WASHINGTON, D.C., USA — Phoenix Police Chief Jeri Williams pressed federal lawmakers Wednesday to help local communities stop the nation's "gun violence epidemic" by passing new laws and providing more resources to law enforcement.
Less than 24 hours after one of her officers was shot at in the Valley, Chief Williams told the Senate Judiciary Committee how prevalent gun violence had become in her city and the danger her officers routinely face each day.
A Phoenix officer survived a violent shooting in Laveen on Tuesday after two suspects fired several rounds at the officer.
"Had it not been for her vest she was wearing, I wouldn't be sitting here today. I would be in Phoenix planning for another funeral," Williams told the senators. "The violence against law enforcement must stop."
Speaking as Phoenix's police chief and president of the Major Cities Chiefs Association, Williams' written testimony encouraged senators to make the following policy changes:
- Banning internet ammunition sales and requiring in-person transactions, records of sales, and licensing of ammunition vendors.
- Banning “bump-stock” devices that replicate fully automatic weapons fire.
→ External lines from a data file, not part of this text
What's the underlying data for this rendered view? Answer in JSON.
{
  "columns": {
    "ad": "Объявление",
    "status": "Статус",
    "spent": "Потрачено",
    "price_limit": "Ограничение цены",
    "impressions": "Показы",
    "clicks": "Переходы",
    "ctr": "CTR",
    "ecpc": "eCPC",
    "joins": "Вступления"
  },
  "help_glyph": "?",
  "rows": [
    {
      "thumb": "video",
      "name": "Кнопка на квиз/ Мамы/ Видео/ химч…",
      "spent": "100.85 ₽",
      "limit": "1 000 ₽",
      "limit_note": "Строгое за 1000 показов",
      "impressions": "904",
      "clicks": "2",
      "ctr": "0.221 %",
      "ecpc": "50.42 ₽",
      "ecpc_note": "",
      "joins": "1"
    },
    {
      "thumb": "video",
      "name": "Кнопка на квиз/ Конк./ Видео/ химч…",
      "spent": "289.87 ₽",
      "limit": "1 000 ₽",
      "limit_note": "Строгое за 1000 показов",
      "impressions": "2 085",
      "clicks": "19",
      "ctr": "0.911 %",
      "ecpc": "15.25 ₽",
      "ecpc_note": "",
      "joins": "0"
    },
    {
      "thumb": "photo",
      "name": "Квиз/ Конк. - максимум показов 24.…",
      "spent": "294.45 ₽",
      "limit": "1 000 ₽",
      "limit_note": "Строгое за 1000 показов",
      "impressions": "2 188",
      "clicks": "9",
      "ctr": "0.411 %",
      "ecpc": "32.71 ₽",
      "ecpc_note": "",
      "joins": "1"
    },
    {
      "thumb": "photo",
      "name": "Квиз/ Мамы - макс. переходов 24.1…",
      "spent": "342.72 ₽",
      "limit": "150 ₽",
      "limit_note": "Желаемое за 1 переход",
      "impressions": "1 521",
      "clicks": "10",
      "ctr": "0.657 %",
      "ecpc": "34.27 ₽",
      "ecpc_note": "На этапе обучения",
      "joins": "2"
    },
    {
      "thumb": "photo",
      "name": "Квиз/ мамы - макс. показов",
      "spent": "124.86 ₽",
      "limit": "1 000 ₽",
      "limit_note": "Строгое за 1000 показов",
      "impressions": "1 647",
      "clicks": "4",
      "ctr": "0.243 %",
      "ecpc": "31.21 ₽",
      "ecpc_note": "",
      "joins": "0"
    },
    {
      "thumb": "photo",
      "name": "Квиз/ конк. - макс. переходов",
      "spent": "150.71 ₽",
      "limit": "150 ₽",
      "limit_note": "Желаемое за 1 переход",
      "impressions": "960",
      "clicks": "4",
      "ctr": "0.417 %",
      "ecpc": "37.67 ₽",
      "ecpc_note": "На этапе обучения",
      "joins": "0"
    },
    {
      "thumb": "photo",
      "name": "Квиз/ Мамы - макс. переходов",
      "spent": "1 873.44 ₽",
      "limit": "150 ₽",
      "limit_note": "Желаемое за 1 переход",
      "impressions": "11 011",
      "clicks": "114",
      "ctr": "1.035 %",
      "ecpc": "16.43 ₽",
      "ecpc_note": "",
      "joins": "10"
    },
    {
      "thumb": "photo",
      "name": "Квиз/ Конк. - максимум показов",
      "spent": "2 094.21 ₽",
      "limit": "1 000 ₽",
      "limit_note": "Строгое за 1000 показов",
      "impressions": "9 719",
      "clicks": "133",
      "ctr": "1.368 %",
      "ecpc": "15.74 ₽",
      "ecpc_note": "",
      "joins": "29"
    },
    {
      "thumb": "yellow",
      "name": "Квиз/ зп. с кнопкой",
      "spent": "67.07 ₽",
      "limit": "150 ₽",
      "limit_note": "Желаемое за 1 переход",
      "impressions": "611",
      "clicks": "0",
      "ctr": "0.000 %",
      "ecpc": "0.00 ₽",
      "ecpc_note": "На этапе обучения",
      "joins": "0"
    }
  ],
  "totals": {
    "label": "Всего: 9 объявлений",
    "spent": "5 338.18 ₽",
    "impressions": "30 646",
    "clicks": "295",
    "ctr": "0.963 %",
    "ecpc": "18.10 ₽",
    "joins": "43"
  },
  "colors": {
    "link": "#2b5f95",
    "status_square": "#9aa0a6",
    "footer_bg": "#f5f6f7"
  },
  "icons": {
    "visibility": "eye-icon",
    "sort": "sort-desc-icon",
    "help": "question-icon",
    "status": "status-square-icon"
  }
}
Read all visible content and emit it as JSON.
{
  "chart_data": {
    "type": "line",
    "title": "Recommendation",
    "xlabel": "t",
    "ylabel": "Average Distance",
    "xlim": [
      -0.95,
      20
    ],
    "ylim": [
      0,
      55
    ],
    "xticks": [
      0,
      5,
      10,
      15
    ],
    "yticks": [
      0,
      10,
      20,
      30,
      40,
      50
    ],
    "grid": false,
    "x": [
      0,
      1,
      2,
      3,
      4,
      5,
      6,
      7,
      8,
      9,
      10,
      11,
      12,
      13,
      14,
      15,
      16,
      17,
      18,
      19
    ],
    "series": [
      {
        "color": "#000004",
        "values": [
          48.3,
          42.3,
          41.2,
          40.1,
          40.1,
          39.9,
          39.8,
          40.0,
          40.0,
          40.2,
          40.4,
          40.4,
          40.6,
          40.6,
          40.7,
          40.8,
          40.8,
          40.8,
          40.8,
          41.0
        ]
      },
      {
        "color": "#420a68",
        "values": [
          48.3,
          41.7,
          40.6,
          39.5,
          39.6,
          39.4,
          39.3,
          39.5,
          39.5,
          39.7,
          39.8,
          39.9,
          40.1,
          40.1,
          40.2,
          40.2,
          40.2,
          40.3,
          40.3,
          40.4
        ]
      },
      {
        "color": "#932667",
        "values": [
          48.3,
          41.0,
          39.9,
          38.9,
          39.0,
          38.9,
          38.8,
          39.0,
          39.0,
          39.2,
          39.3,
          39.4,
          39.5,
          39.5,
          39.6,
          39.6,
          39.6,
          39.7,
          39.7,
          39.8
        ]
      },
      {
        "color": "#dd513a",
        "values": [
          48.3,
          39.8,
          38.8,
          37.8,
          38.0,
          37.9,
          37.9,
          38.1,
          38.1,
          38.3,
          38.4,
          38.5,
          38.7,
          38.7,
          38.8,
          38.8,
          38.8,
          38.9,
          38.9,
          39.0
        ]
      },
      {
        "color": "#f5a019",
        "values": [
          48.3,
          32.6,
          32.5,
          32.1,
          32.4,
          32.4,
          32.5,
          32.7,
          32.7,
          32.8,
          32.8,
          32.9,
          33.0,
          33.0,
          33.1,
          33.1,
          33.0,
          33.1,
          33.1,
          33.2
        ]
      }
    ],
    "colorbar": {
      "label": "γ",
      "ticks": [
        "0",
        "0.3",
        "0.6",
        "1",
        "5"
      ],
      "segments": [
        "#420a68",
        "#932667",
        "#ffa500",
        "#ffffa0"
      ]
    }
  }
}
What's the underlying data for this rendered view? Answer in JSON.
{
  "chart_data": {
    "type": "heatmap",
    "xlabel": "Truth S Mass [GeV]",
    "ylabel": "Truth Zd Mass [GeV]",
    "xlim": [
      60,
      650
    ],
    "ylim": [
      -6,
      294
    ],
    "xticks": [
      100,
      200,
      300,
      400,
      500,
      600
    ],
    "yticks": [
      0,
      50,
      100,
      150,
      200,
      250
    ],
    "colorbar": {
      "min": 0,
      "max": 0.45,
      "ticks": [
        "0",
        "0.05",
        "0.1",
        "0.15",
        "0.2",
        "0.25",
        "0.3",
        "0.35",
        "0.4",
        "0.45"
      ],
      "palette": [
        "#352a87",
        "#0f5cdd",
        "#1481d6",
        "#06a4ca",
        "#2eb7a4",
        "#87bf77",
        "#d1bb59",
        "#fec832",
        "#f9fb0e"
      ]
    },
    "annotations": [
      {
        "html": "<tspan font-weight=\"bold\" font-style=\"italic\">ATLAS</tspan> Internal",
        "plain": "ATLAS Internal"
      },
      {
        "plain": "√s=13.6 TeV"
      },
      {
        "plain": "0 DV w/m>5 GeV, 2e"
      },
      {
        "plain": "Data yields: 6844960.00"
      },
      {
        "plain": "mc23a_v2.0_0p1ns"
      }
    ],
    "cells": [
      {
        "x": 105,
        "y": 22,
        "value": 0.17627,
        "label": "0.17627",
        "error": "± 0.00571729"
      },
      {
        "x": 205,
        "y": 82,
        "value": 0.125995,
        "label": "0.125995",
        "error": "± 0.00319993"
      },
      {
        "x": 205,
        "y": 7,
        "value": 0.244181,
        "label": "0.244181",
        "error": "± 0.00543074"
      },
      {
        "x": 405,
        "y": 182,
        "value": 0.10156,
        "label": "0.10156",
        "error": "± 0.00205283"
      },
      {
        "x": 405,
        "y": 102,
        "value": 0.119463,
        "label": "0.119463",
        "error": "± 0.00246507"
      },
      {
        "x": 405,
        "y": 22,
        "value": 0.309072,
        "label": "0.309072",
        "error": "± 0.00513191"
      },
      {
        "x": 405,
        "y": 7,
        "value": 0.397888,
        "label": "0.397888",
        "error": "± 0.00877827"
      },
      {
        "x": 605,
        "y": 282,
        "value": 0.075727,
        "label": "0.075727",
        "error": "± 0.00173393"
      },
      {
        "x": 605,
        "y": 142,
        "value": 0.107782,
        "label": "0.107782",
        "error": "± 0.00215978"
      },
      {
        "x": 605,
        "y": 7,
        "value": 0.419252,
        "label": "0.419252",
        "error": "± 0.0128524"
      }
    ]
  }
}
- Requiring and improving background checks on all firearm sales.
- Pass legislation for "extreme risk protection orders," which allow police to confiscate guns from individuals posing a risk to others or themselves.
- Reinstitute the ban on assault weapons and high-capacity magazines.
Chief Williams additionally focused on addressing the rise in incidents involving "ghost guns," which are unserialized weapons bought online or assembled at home.
The chief advocated for helping law enforcement's ability to trace where parts to assemble ghost guns are coming from, as well as establishing a penalty for possessing firearms that don't have a serial number.
A Phoenix man sentenced this week in federal court for firearms offenses was found to be in possession of a ghost gun and over 100 rounds of ammunition, according to the U.S. Attorney's Office of Arizona. But the defendant was convicted for making false statements while attempting to buy a gun from a local firearms store.